José Luis Oreiro – Esse plano B é ter já na gaveta um plano de proibição de saídas de capitais do Brasil. Ou seja, ter especificado o que será feito no caso de uma crise cambial, e ter planejado uma situação de proibição temporária de saída de capitais.
Que medidas precisam ser tomadas de imediato para conter o risco de recessão, o qual o senhor prevê com a “evaporização do crédito”?
José Luis Oreiro – Precisamos, na próxima reunião do Copom, fazer uma redução significativa da taxa de juros, de pelo menos1%, e a redução dos compulsórios em mais cem bilhões de reais, condicionando a concessão de crédito por parte dos bancos. Ou seja, os bancos só poderiam resgatar o compulsório no Banco Central caso concedam crédito para financiamento de exportação e para o financiamento de capital de giro. Porque o que aconteceu até agora é que o Banco Central liberou o compulsório, mas não o condicionou a operações de direcionamento de crédito. Então, os grandes bancos utilizaram esse compulsório e reimprestaram o dinheiro que antes estava no compulsório rendendo juro zero para o próprio Banco Central no overnight , rendendo a taxa de 13,75%, ou seja, um excelente negócio para os bancos grandes.

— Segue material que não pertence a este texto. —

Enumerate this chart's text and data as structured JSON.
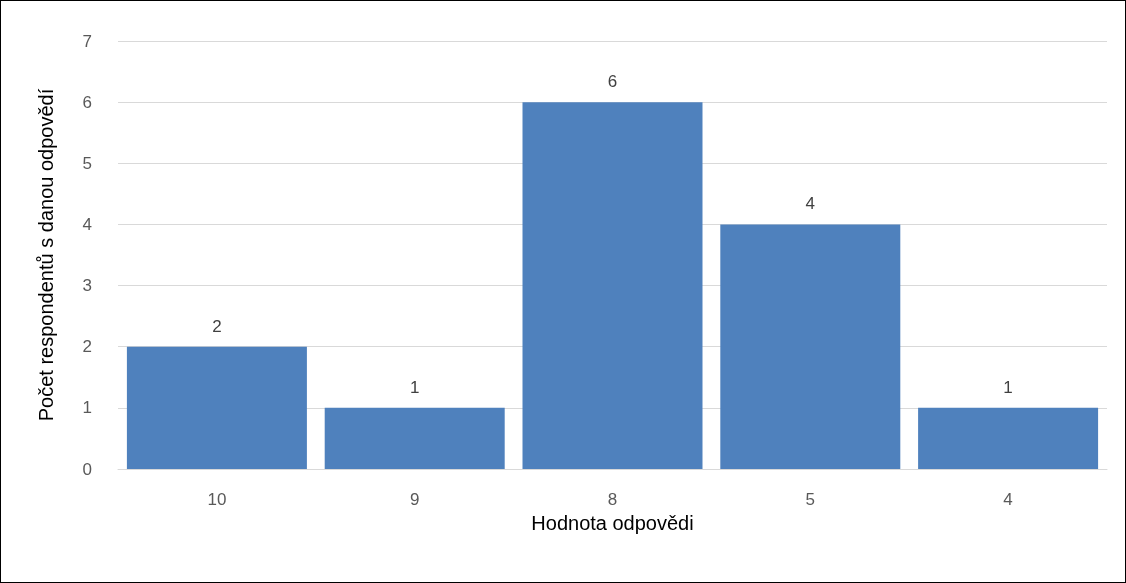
{
  "chart_data": {
    "type": "bar",
    "xlabel": "Hodnota odpovědi",
    "ylabel": "Počet respondentů s danou odpovědí",
    "categories": [
      "10",
      "9",
      "8",
      "5",
      "4"
    ],
    "values": [
      2,
      1,
      6,
      4,
      1
    ],
    "color": "#4f81bd",
    "ylim": [
      0,
      7
    ],
    "yticks": [
      0,
      1,
      2,
      3,
      4,
      5,
      6,
      7
    ],
    "grid": "y",
    "data_labels": true
  }
}
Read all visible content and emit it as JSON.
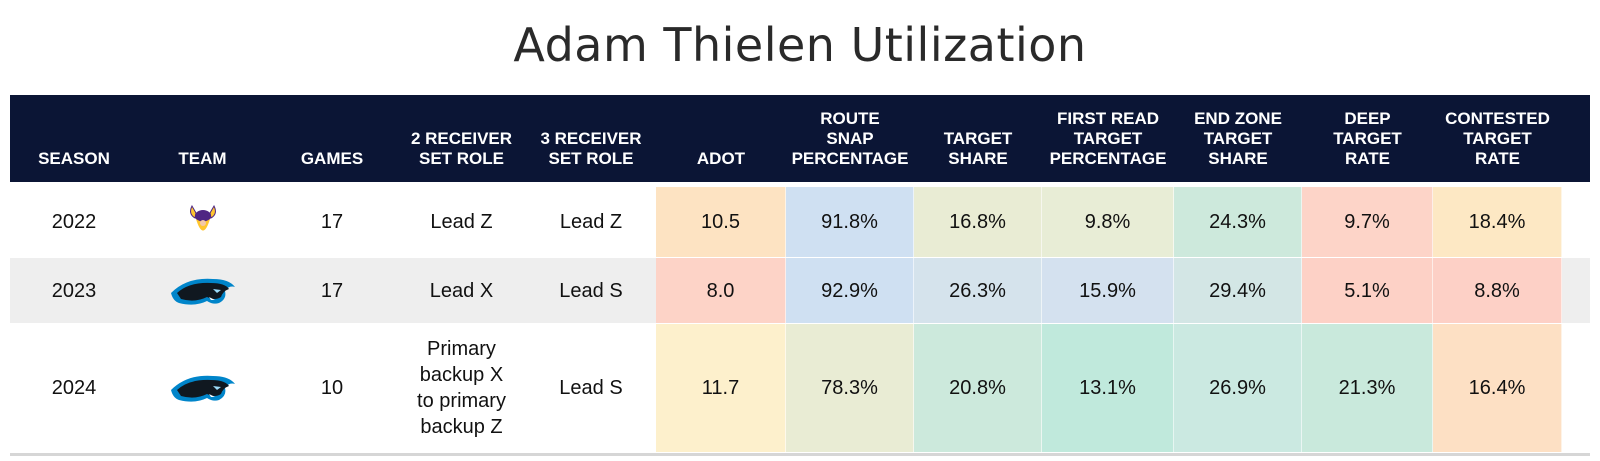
{
  "title": "Adam Thielen Utilization",
  "columns": [
    {
      "label": "SEASON"
    },
    {
      "label": "TEAM"
    },
    {
      "label": "GAMES"
    },
    {
      "label": "2 RECEIVER\nSET ROLE"
    },
    {
      "label": "3 RECEIVER\nSET ROLE"
    },
    {
      "label": "ADOT"
    },
    {
      "label": "ROUTE\nSNAP\nPERCENTAGE"
    },
    {
      "label": "TARGET\nSHARE"
    },
    {
      "label": "FIRST READ\nTARGET\nPERCENTAGE"
    },
    {
      "label": "END ZONE\nTARGET\nSHARE"
    },
    {
      "label": "DEEP\nTARGET\nRATE"
    },
    {
      "label": "CONTESTED\nTARGET\nRATE"
    }
  ],
  "rows": [
    {
      "season": "2022",
      "team_logo": "vikings-logo-icon",
      "games": "17",
      "role2": "Lead Z",
      "role3": "Lead Z",
      "stats": [
        "10.5",
        "91.8%",
        "16.8%",
        "9.8%",
        "24.3%",
        "9.7%",
        "18.4%"
      ],
      "colors": [
        "#fde3c2",
        "#cfe0f2",
        "#e9ecd4",
        "#e8edd6",
        "#cde9dc",
        "#fdd4c8",
        "#fde8c4"
      ]
    },
    {
      "season": "2023",
      "team_logo": "panthers-logo-icon",
      "games": "17",
      "role2": "Lead X",
      "role3": "Lead S",
      "stats": [
        "8.0",
        "92.9%",
        "26.3%",
        "15.9%",
        "29.4%",
        "5.1%",
        "8.8%"
      ],
      "colors": [
        "#fdd3c7",
        "#cfe0f2",
        "#d5e3ec",
        "#d4e1ef",
        "#d3e6e5",
        "#fdd1c6",
        "#fdd0c6"
      ]
    },
    {
      "season": "2024",
      "team_logo": "panthers-logo-icon",
      "games": "10",
      "role2": "Primary\nbackup X\nto primary\nbackup Z",
      "role3": "Lead S",
      "stats": [
        "11.7",
        "78.3%",
        "20.8%",
        "13.1%",
        "26.9%",
        "21.3%",
        "16.4%"
      ],
      "colors": [
        "#fdf0cc",
        "#e9ecd4",
        "#cce9dc",
        "#c0e9dc",
        "#cbe9e1",
        "#c9e9dc",
        "#fde0c4"
      ]
    }
  ]
}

E como o senhor vê, nesse momento, a fusão do Itaú e Unibanco?
José Luis Oreiro – A fusão do Itaú e do Unibanco, na verdade, vem de uma concepção que existe há muito tempo no Banco Central: a de que em momentos de risco sistêmico se precisa lidar com esse risco, aumentando o grau de concentração do setor bancário. Então, certamente essa foi uma fusão que foi de certa forma induzida pelo Banco Central e pelo Ministério da Fazenda. Então, o objetivo é criar um mega banco para usá-lo para comprar bancos pequenos e médios. O índice de Basiléia [12] do Itaú Unibanco está em torno de 15,6%, sendo que o mínimo é de 11%. Significa que o potencial de alavancagem da holding Itaú Unibanco é muito grande, assim como o potencial para comprar bancos pequenos.
Em sua opinião, quem deve ser o ator da regulação dos mercados?
José Luis Oreiro – O governo, com certeza. O Banco Central do Brasil precisa se entender com o Conselho Administrativo de Defesa Econômica – Cade, no sentido de estabelecer um forte sistema financeiro, inclusive no sentido de estabelecer limites para tarifas. Isso porque o setor bancário que vai emergir dessa crise financeira aqui no Brasil será muito mais concentrado. E a concentração, via de regra, acaba se traduzindo em termos de aumento de tarifas, ou seja, aumento do custo do capital para economia brasileira nesse contexto. Cabe ao governo fazer a regulação dos bancos no sentido de impedir que eles exerçam o seu poder de mercado.
Há alguma instituição ou país que sai ganhando com essa crise?
José Luis Oreiro – É muito difícil, porque você terá uma desaceleração global do nível de atividade econômica. Com isso, todos os países serão afetados.